Today, for our first readings, we begin ten days of passages from the prophet Ezekiel, a contemporary of the prophet Jeremiah. Both were priests, that is, they were from the tribe of Levi, ad their families lived in towns set aside for Levites.
The year 597 was catastrophic for both Jeremiah and Ezekiel. That was when Nebuchadnezzar’s army of Babylon conquered Jerusalem. However, the fate of Jeremiah and Ezekiel differed from then on. The Babylonians left Jeremiah in Jerusalem to witness the city’s complete destruction in 587 B.C., while Ezekiel was with King Jehoiachin and those other carried off to Babylon in 597.
In today’s reading Ezekiel tells how his family had been settled by the river Chebar, which was a tributary of the Tigris River in southern Babylon. In the fifth year of their exile, which was 592 B.C., he saw huge cloud coming from the north, which he took to be the abode of God. And, he witnessed four Cherubim emerging from the cloud. In tomorrow’s reading God will establish Ezekiel as a major prophet, selected to purify his people.

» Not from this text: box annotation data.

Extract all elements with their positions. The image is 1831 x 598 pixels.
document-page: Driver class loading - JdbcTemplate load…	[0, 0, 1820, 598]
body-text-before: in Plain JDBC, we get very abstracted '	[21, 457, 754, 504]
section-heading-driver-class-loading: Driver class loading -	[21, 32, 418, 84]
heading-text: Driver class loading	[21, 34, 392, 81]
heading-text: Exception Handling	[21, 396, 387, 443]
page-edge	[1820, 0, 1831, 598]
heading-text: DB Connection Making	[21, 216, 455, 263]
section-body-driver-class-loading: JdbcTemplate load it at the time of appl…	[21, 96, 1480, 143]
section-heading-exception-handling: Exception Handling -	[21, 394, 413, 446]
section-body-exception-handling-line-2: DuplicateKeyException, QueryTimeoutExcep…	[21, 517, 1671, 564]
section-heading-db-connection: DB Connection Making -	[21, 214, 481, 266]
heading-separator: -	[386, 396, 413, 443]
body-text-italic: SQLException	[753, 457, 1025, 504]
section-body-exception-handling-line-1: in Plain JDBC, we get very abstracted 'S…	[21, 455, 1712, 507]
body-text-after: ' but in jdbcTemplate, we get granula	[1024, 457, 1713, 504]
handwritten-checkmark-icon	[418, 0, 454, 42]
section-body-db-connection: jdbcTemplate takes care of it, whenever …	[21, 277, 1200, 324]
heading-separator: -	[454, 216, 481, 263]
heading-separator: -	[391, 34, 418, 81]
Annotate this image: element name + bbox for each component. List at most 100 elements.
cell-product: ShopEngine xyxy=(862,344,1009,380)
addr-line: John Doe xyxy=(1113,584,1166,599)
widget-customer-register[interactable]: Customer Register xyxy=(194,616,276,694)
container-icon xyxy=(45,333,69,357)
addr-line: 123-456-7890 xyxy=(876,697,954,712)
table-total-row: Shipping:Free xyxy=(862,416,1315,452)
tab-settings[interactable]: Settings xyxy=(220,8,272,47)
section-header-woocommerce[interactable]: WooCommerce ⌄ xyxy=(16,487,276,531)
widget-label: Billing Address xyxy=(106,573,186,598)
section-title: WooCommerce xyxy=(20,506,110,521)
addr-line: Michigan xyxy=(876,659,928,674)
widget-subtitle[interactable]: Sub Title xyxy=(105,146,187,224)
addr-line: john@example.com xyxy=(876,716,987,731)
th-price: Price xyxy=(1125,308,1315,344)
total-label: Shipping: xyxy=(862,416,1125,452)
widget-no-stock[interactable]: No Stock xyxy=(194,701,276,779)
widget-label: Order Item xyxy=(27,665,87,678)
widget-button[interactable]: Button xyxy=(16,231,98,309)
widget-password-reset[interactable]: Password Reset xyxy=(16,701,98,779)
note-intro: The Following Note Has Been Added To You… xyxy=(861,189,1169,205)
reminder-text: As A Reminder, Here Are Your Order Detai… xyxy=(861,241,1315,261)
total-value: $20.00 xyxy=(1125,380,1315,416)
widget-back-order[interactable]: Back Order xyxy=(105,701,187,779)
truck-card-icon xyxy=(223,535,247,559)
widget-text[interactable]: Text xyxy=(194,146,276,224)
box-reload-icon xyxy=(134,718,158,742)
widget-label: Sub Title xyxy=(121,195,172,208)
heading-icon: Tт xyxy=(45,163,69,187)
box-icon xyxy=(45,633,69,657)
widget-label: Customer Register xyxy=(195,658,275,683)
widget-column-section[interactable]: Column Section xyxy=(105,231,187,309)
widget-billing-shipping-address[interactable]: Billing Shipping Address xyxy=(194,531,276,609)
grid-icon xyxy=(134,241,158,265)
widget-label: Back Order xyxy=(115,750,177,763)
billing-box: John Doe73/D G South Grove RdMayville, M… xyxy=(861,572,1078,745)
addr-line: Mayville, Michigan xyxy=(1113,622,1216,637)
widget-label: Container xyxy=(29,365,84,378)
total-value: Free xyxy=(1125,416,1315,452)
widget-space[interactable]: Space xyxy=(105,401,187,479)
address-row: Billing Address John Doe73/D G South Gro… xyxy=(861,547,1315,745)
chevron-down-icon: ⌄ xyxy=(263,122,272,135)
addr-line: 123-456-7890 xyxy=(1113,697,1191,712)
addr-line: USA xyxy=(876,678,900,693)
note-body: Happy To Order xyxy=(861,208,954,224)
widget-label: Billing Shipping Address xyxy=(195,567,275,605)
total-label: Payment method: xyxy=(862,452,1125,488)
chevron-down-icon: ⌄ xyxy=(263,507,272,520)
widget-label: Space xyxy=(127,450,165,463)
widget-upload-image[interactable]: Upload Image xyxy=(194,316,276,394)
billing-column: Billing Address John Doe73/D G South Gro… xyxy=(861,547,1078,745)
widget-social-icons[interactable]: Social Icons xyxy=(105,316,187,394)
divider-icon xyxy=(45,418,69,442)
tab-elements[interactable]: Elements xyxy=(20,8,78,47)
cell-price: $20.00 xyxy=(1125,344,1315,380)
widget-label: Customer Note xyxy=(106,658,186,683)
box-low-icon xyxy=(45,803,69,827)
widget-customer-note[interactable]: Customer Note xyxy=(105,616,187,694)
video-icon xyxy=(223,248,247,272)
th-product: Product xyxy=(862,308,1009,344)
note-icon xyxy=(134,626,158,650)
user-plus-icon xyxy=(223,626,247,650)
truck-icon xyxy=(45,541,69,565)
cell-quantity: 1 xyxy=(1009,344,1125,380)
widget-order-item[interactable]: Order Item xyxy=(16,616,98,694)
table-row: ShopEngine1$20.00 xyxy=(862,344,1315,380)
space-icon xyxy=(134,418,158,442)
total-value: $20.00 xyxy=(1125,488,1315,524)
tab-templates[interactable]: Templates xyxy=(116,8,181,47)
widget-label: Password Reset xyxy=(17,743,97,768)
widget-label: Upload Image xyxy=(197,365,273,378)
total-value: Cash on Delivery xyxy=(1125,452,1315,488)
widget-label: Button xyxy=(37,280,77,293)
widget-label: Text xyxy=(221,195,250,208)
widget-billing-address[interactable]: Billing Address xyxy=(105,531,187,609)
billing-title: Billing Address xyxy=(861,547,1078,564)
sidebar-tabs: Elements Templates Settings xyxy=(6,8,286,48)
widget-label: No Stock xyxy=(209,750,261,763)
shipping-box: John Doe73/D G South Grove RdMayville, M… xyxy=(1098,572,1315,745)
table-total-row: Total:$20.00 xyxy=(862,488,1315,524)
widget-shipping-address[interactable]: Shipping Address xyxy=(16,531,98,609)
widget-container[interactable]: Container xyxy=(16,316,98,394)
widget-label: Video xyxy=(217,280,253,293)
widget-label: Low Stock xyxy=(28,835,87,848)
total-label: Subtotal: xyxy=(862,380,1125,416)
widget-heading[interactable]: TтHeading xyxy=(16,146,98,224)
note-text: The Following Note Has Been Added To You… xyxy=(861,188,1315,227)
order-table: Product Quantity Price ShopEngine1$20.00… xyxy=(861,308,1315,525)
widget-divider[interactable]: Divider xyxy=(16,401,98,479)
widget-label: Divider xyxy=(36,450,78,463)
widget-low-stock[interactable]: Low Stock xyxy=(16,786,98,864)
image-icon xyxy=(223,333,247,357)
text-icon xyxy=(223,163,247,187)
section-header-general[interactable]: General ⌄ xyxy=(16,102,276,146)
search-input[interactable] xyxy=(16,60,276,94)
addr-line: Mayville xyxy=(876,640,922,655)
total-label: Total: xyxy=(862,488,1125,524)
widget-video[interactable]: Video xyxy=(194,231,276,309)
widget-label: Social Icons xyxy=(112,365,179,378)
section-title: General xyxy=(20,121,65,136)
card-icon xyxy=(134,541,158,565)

Today is the feast of St. Dominic who was born in 1170 A.D. He was a twenty-year-old seminary student on northern Spain in 1190 A.D. when a wide spread famine brought him to sell his books and belongings to feed the poor.
He was a fifty-year-old priest in northern Spain in 1220 when he heard of an unfortunate situation in the southern France countryside around the town of Albi. What happened there was that a large number of local men who had gone as crusaders to Persia returned from there practicing a weird combination of Christianity and Persian Zoroasterism. Called the Cathars, they abstained from eating all flesh products, and from sexual activity except for a few couples who were deputized for giving birth to young Cathars.
Now, the French throne was anxious to annex the countryside around Albi, so they attacked the Cathars, pretending that they were conducting a religious crusade against heretics. The Cathars, who had sworn off fighting allowed half their numbers to be slaughtered.